Cross-cutting social policy challenges
It is important to recognize that inclusion policies face cross-cutting challenges that influence their design and implementation. One of the most relevant is the need for adequate targeting of beneficiaries to ensure that interventions effectively reach the populations that need them. A clear example of the need for improvement in this dimension is ex post redistributive policies, such as non-contributory cash transfer systems Stampini et al. (2023) document that only 55 % of the population living in poverty benefits from these programs, while 41 % of people living in households receiving at least one non-contributory transfer are above the poverty line.
In addition, it is crucial for the State to have the technical and institutional capacities necessary to implement efficient policies. The capacity to design, coordinate and execute inclusion programs is a key determinant of their success. The lack of these competencies can limit the scope and effectiveness of initiatives. A more efficient State also contributes to a more adequate use of resources, thus potentially alleviating the fiscal strain associated with the need to expand social policies.

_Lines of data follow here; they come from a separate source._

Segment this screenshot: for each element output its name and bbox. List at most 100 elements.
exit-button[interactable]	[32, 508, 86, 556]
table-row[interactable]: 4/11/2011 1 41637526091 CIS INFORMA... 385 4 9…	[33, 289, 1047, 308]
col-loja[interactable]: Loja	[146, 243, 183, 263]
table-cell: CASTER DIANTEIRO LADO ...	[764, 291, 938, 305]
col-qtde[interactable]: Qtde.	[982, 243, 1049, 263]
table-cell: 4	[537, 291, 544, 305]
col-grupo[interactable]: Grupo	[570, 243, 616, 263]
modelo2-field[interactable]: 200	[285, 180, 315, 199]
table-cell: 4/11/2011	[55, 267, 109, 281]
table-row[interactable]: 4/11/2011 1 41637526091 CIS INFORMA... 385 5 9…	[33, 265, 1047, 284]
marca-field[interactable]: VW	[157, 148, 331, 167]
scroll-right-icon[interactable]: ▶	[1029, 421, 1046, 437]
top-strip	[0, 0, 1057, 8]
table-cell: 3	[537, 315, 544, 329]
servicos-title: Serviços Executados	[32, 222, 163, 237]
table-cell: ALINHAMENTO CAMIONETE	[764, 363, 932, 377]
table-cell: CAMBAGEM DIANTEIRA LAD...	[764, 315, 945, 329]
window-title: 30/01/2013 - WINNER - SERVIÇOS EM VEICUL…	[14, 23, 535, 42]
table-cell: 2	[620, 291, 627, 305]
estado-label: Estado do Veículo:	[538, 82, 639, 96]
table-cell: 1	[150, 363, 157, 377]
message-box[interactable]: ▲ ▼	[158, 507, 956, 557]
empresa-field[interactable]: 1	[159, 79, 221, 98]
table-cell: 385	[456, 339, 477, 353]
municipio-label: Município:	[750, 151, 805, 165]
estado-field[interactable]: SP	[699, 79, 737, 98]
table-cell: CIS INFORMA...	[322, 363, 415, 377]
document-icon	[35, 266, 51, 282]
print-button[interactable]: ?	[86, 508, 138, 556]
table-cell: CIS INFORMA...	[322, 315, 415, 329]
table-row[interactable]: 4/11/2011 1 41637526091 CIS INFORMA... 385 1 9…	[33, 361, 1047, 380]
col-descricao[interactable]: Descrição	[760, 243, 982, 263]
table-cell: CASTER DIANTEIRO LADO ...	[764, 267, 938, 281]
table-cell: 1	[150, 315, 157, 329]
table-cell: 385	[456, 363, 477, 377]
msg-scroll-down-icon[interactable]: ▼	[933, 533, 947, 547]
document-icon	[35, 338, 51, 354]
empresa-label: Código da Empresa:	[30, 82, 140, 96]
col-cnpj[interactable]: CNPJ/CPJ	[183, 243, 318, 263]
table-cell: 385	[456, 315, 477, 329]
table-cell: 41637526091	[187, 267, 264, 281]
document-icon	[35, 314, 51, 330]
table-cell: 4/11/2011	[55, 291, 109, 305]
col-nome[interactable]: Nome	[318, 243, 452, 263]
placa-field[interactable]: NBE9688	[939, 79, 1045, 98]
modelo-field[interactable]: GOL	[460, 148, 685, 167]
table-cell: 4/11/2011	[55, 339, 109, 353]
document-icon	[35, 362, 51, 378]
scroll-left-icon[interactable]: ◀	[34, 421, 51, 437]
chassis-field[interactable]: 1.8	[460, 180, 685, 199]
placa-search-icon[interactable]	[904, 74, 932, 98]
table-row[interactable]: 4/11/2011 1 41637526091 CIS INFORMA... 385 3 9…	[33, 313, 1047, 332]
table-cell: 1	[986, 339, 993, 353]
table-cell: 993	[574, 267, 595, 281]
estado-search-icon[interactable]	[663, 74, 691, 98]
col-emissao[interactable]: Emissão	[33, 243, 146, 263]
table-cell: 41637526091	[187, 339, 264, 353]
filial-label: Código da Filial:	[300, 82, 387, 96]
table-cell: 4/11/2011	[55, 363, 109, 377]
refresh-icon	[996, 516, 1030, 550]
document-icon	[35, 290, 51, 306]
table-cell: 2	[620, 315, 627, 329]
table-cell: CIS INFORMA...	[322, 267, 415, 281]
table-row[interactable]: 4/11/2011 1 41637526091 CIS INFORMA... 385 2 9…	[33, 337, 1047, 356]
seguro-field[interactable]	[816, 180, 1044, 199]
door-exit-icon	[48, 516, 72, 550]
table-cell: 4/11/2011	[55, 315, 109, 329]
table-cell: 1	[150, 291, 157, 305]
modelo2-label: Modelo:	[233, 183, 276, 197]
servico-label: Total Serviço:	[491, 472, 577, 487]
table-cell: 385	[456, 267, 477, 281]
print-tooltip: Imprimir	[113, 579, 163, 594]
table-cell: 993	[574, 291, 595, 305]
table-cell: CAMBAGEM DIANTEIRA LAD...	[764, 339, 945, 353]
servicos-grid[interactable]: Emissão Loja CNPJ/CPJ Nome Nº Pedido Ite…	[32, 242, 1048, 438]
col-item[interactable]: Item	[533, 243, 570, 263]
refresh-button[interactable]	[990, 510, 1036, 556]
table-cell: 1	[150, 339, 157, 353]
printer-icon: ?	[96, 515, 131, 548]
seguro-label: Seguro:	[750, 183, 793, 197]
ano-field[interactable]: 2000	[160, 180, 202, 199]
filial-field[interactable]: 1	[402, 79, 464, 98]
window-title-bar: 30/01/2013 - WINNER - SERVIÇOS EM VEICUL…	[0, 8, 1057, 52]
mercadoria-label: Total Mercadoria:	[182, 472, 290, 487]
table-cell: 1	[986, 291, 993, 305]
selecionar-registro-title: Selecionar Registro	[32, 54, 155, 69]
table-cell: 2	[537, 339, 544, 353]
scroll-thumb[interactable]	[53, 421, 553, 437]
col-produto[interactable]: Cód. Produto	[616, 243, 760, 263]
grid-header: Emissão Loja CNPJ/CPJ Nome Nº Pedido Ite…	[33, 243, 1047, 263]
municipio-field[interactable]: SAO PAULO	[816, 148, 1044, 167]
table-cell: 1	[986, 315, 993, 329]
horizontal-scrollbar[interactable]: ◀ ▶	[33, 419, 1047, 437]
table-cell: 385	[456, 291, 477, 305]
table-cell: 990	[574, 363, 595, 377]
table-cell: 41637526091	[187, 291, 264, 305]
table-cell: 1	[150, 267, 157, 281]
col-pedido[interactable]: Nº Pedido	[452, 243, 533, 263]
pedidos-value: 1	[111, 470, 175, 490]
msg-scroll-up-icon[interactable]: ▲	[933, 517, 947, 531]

Another important challenge is the need to guarantee sustainable financing that will allow inclusion policies to be maintained in the long term, and that these policies are not threatened in the context of fiscal restrictions or electoral cycles. In the last three decades, public social spending has doubled its share of gross domestic product (GDP), and that of total public spending has increased in practically all countries, from less than 46 % to almost 54 %. This reflects the regional effort to build more robust social protection systems. Nevertheless, levels of social spending in the region are lower when compared with OECD countries. Although part of this difference is due to demographic factors (OECD countries have older populations and higher pension spending) and economic development, a significant portion is explained by lower coverage and generosity of social protection programs in Latin America and the Caribbean (Álvarez et al., 2020). Increasing coverage and guaranteeing a minimum quality floor for the services provided to the most vulnerable groups require ensuring adequate financing.
A pending challenge for social policy in the region is to improve its redistributive capacity. Although social spending, excluding contributory pensions, tends to equalize income distribution in Latin America and the Caribbean, tax systems as a whole have limitations: they manage to reduce inequality, but do so to a lesser extent than in other upper-middle-income countries, and significantly less than in advanced countries (Lustig et al., 2023). In some countries, the combination of social spending and taxation not only fails to reduce poverty but, in cases, may actually increase it (Higgins y Lustig, 2016). These results indicate that tax policy, which is beyond the scope of this chapter, plays an important role both in financing policies and in reducing inequality.
Finally, the design of the inclusion policy must consider the effects it may have on the incentives for companies and beneficiaries to avoid undesired distortions in the labor market or investment, and ensure that incentives for productivity and economic growth are not undermined. This is crucial with regard to the benefits and financing of social protection instruments, such as health, pensions and other income transfer programs (box 3.3). Although these issues are beyond the scope of this chapter, they are fundamental to the discussion of specific policy instruments, as they directly influence the effectiveness and viability of inclusion strategies.
Box 3.3 Examples of disincentives for non-contributory social protection
Non-contributory social protection systems, despite their positive effect on the social welfare of informal and vulnerable workers and their families, can also generate incentives for these same workers to remain in the informal sector, leading to lower levels of productivity and affecting the economy.
Studies analyzing the impact of the introduction of non-contributory social protection programs, such as income transfers and non-contributory health systems, show that, although there are negative effects on labor participation and formality, their magnitude is moderate to low (Bérgolo Sosa and Cruces, 2016; Bosch and Campos-Vázquez, 2014; Camacho et al., 2014; Garganta and Gasparini, 2015). These undesirable effects must be weighed, in any case, against the benefits in various indicators of inclusion, such as health and education.
There is great room for improving equity and efficiency in Latin America, because we are precisely in a context where a dysfunctional, outdated design of social protection and tax instruments, such as special regimes for companies, are simultaneously causes of poorly functioning social protection and low productivity. Therefore, if we understand these synergies, we have an immense opportunity to redesign tax systems and improve social protection systems, moving forward on the side of equity and productivity.